I worked as a ramper for SkyWest/United/Continental, and part of the time I handled bags. Having handled bags myself, and having seen how unbelievably reckless those bags were treated by *all* airlines when behind the scenes (or even right on the ramp), I will never check my Mac Pro unless it's in some sort of anti-gravity über-darkmatter box.
I've never had to put mine on a plane, and instead transported mine back and forth from Colorado to Texas for a big job in my own car. However, I do foresee the possibility of transporting it to the UK one day, and I probably won't go by sea, so I think about this from time to time.
I've decided that if I had to take it on a plane, I would get one of those padded luggage bags made just for the Mac Pro...

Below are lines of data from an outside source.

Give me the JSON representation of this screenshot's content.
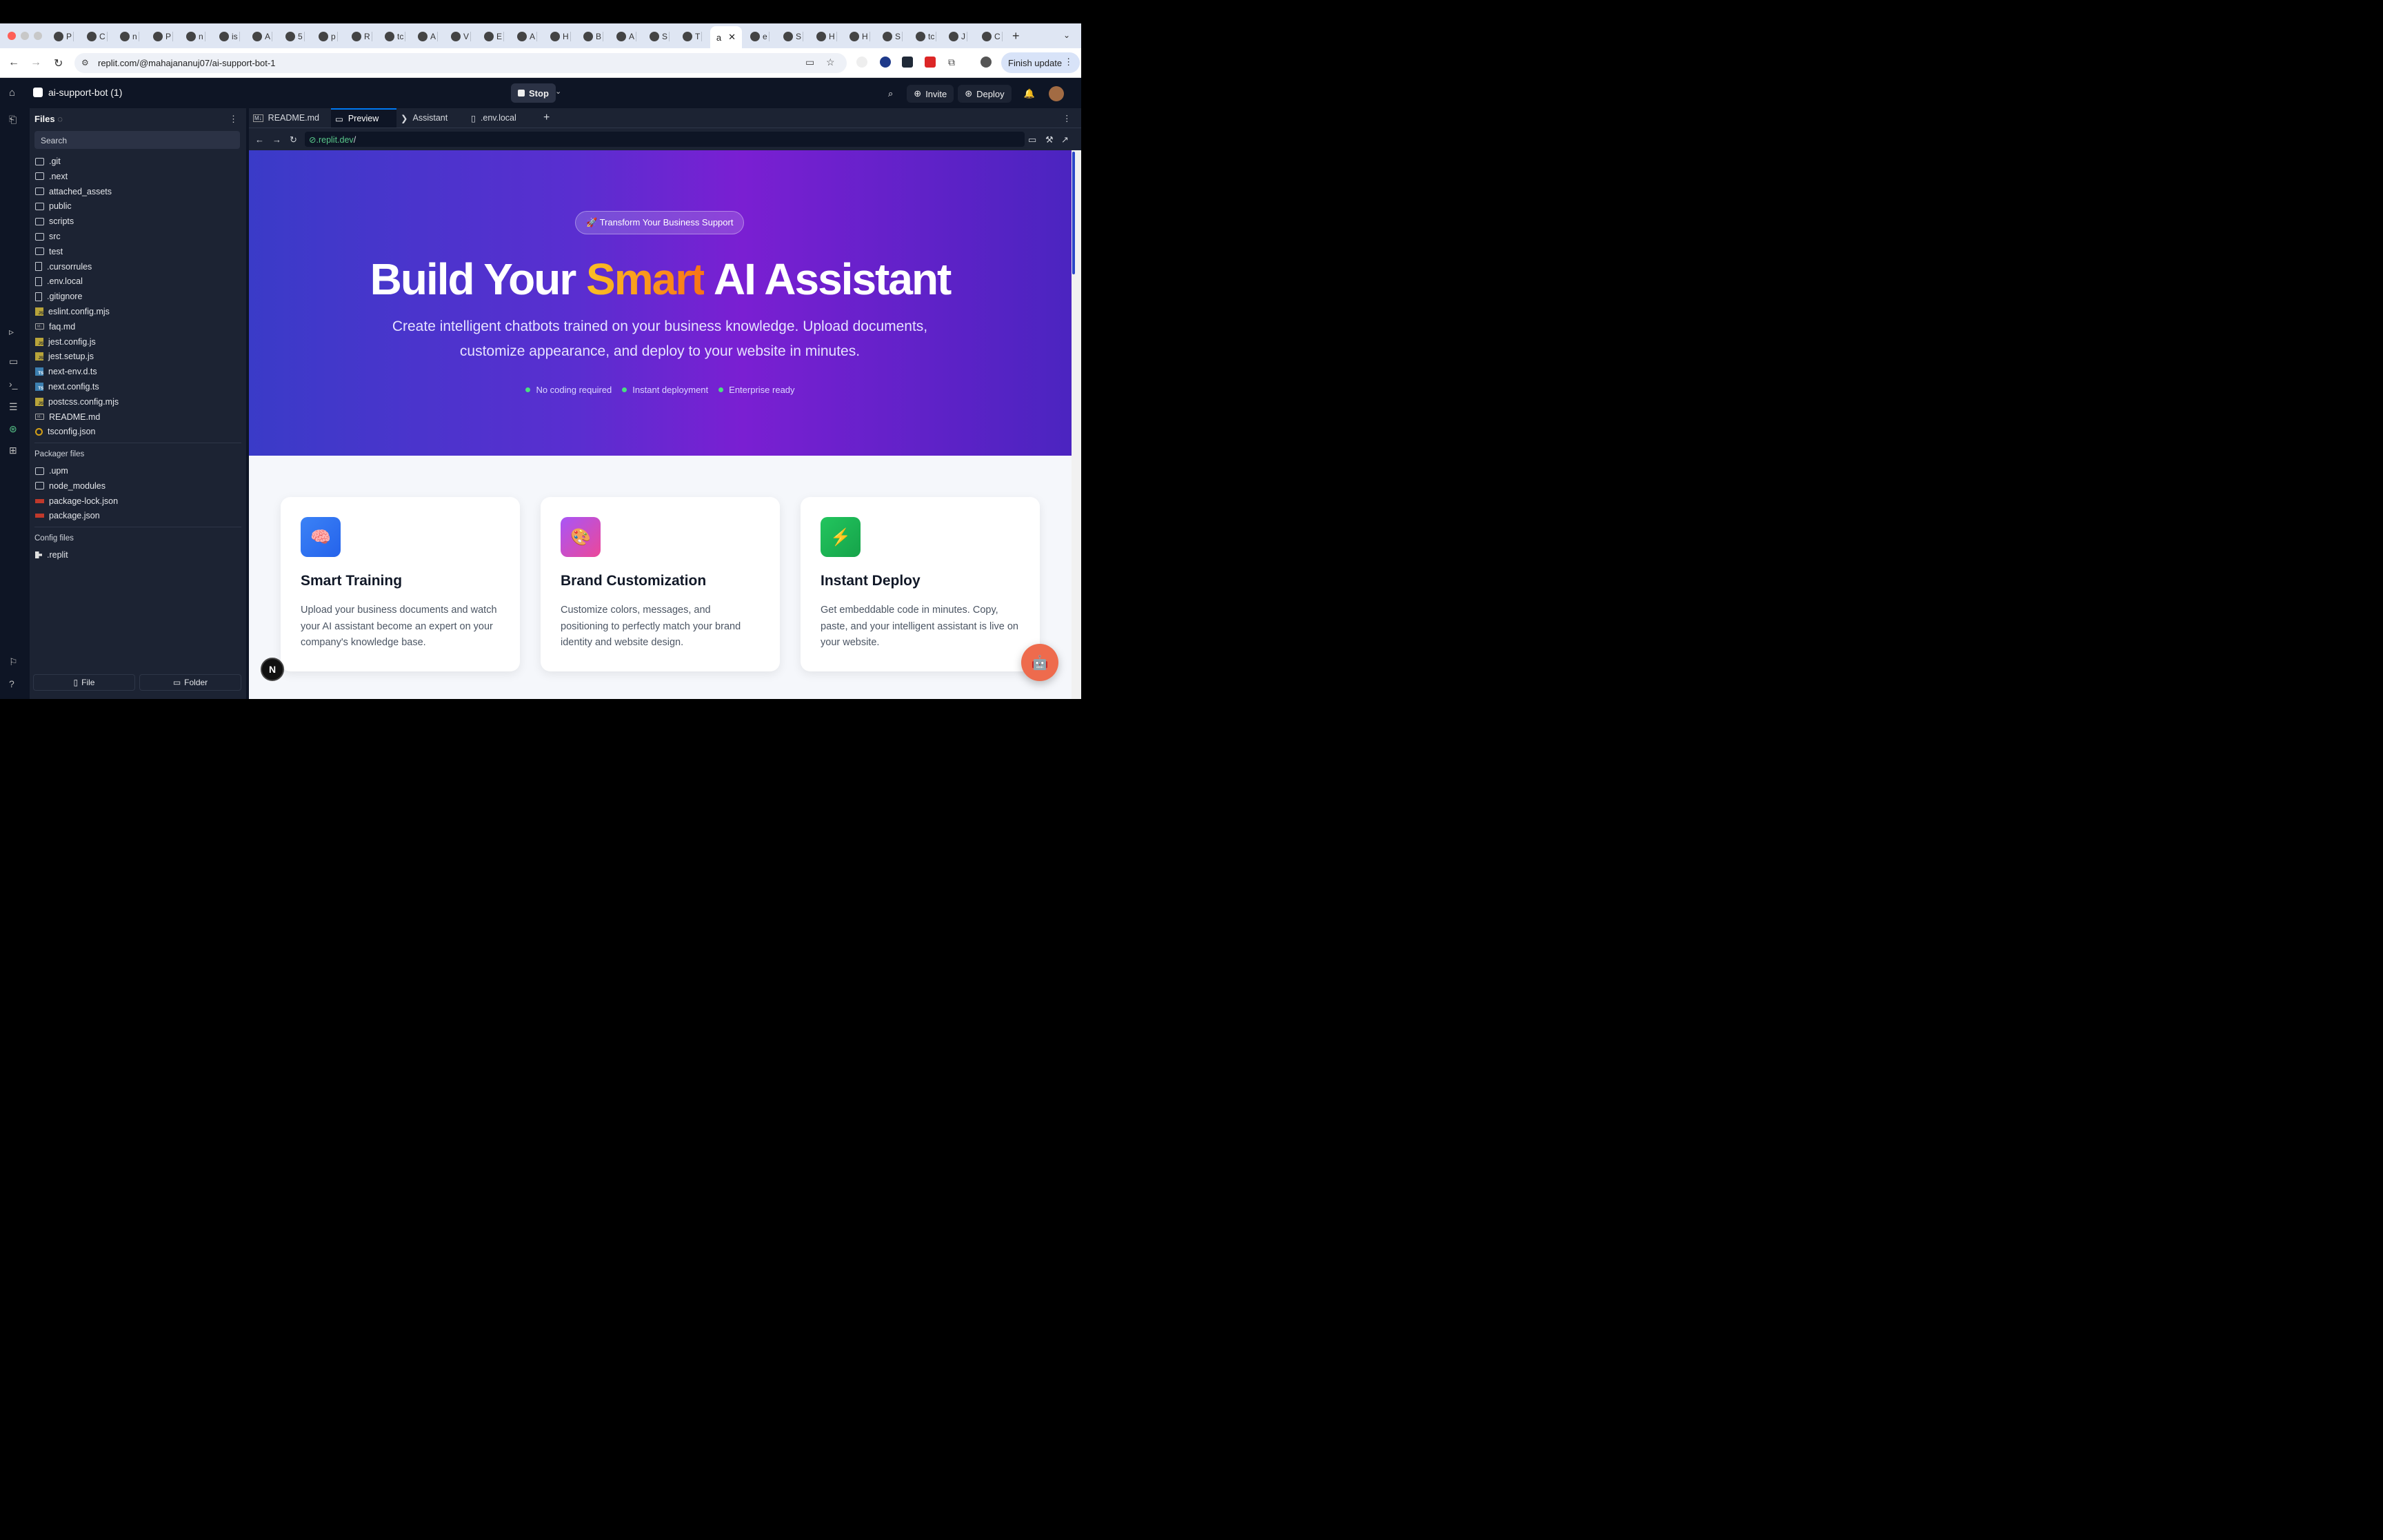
{
  "browser": {
    "tabs": [
      {
        "icon": "openai-icon",
        "label": "P"
      },
      {
        "icon": "google-icon",
        "label": "C"
      },
      {
        "icon": "google-icon",
        "label": "n"
      },
      {
        "icon": "link-icon",
        "label": "P"
      },
      {
        "icon": "link-icon",
        "label": "n"
      },
      {
        "icon": "github-icon",
        "label": "is"
      },
      {
        "icon": "triangle-icon",
        "label": "A"
      },
      {
        "icon": "w-icon",
        "label": "5"
      },
      {
        "icon": "google-icon",
        "label": "p"
      },
      {
        "icon": "openai-icon",
        "label": "R"
      },
      {
        "icon": "t-icon",
        "label": "tc"
      },
      {
        "icon": "triangle-icon",
        "label": "A"
      },
      {
        "icon": "triangle-icon",
        "label": "V"
      },
      {
        "icon": "outlook-icon",
        "label": "E"
      },
      {
        "icon": "app-icon",
        "label": "A"
      },
      {
        "icon": "check-icon",
        "label": "H"
      },
      {
        "icon": "drive-icon",
        "label": "B"
      },
      {
        "icon": "drive-icon",
        "label": "A"
      },
      {
        "icon": "library-icon",
        "label": "S"
      },
      {
        "icon": "openai-icon",
        "label": "T"
      }
    ],
    "active_tab_label": "a",
    "tabs_after": [
      {
        "icon": "google-icon",
        "label": "e"
      },
      {
        "icon": "s-icon",
        "label": "S"
      },
      {
        "icon": "dev-icon",
        "label": "H"
      },
      {
        "icon": "calendar-icon",
        "label": "H"
      },
      {
        "icon": "app-icon",
        "label": "S"
      },
      {
        "icon": "app-icon",
        "label": "tc"
      },
      {
        "icon": "openai-icon",
        "label": "J"
      },
      {
        "icon": "github-icon",
        "label": "C"
      }
    ],
    "url": "replit.com/@mahajananuj07/ai-support-bot-1",
    "finish_update": "Finish update"
  },
  "replit": {
    "project_name": "ai-support-bot (1)",
    "stop_label": "Stop",
    "invite_label": "Invite",
    "deploy_label": "Deploy"
  },
  "files": {
    "title": "Files",
    "search_placeholder": "Search",
    "items": [
      {
        "name": ".git",
        "type": "folder"
      },
      {
        "name": ".next",
        "type": "folder"
      },
      {
        "name": "attached_assets",
        "type": "folder"
      },
      {
        "name": "public",
        "type": "folder"
      },
      {
        "name": "scripts",
        "type": "folder"
      },
      {
        "name": "src",
        "type": "folder"
      },
      {
        "name": "test",
        "type": "folder"
      },
      {
        "name": ".cursorrules",
        "type": "file"
      },
      {
        "name": ".env.local",
        "type": "file"
      },
      {
        "name": ".gitignore",
        "type": "file"
      },
      {
        "name": "eslint.config.mjs",
        "type": "js"
      },
      {
        "name": "faq.md",
        "type": "md"
      },
      {
        "name": "jest.config.js",
        "type": "js"
      },
      {
        "name": "jest.setup.js",
        "type": "js"
      },
      {
        "name": "next-env.d.ts",
        "type": "ts"
      },
      {
        "name": "next.config.ts",
        "type": "ts"
      },
      {
        "name": "postcss.config.mjs",
        "type": "js"
      },
      {
        "name": "README.md",
        "type": "md"
      },
      {
        "name": "tsconfig.json",
        "type": "tsconfig"
      }
    ],
    "packager_label": "Packager files",
    "packager_items": [
      {
        "name": ".upm",
        "type": "folder"
      },
      {
        "name": "node_modules",
        "type": "folder"
      },
      {
        "name": "package-lock.json",
        "type": "pkg"
      },
      {
        "name": "package.json",
        "type": "pkg"
      }
    ],
    "config_label": "Config files",
    "config_items": [
      {
        "name": ".replit",
        "type": "replit"
      }
    ],
    "new_file_label": "File",
    "new_folder_label": "Folder"
  },
  "editor": {
    "tabs": [
      {
        "label": "README.md",
        "icon": "markdown-icon"
      },
      {
        "label": "Preview",
        "icon": "monitor-icon"
      },
      {
        "label": "Assistant",
        "icon": "assistant-icon"
      },
      {
        "label": ".env.local",
        "icon": "file-icon"
      }
    ],
    "preview_url_prefix": ".replit.dev",
    "preview_url_suffix": "/"
  },
  "page": {
    "badge": "🚀 Transform Your Business Support",
    "title_pre": "Build Your ",
    "title_accent": "Smart",
    "title_post": " AI Assistant",
    "subtitle": "Create intelligent chatbots trained on your business knowledge. Upload documents, customize appearance, and deploy to your website in minutes.",
    "features": [
      "No coding required",
      "Instant deployment",
      "Enterprise ready"
    ],
    "cards": [
      {
        "icon": "🧠",
        "title": "Smart Training",
        "desc": "Upload your business documents and watch your AI assistant become an expert on your company's knowledge base.",
        "color": "linear-gradient(135deg,#3b82f6,#2563eb)"
      },
      {
        "icon": "🎨",
        "title": "Brand Customization",
        "desc": "Customize colors, messages, and positioning to perfectly match your brand identity and website design.",
        "color": "linear-gradient(135deg,#a855f7,#ec4899)"
      },
      {
        "icon": "⚡",
        "title": "Instant Deploy",
        "desc": "Get embeddable code in minutes. Copy, paste, and your intelligent assistant is live on your website.",
        "color": "linear-gradient(135deg,#22c55e,#16a34a)"
      }
    ],
    "next_badge": "N",
    "chat_icon": "🤖"
  },
  "colors": {
    "replit_dark": "#0e1525",
    "replit_panel": "#1c2333",
    "accent_blue": "#0079f2",
    "hero_start": "#3a3bc8",
    "hero_end": "#7a1fd2",
    "title_accent": "#fbbf24",
    "chat_button": "#ee6b4d"
  }
}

something like this. I'd wheel it to the gate with me as carry-on, despite what any airline employee told me as far as "that's too big." Then, shortly before the boarding process begins, I'd ask for a gate check of the bag, so that they hand-stow it in the pit, and pull it out by hand for return at the gate when you land. At least that way it doesn't move on those open carts (the ones with plastic curtains that don't stop anything from falling out, LOL) pulled by little tugs around the airport. *That* is the *last* place you want that box, because they fall out and get run over by other tugs, dropped off the cart, thrown onto metal belts and my god, you just wouldn't believe how they're treated in the baggage areas... particularly heavy-as-all-get-out boxes like your Mac Pro would be.
There's still a chance that it will fall off the belt loader as it goes in and out of the plane's pit, but you have no choice, since they all ride on that belt loader one way or another, because no lazy bagger is going to carry that heavy box up the belt by hand.
My other thought was shipping via some insured method, like FedEx or something, so that it would be covered in case of damage.
I have to say that if you can rent, swap or buy a Mac Pro on the other side of the world, it might be worth saving the hassle. You could remove your CPU tray, GPU(s) and drives, and transport those in hand luggage pretty easily, and just insert them into another Mac Pro of the same year. For the price of that padded bag I linked, you might even find a base Mac Pro for use as a shell.
Lastly, if you really strip it out and wrap it nicely, and pack all the internal parts separately, I bet the empty Mac Pro case is fairly light, and would check ok through luggage. It's the weight of a loaded Mac Pro, falling from ten+ feet onto solid concrete that will kill it, but lightened, it would be ok in the Apple box, in my belief.
I feel for you, and hope you find a good solution! Let us know, because I would love to hear about it!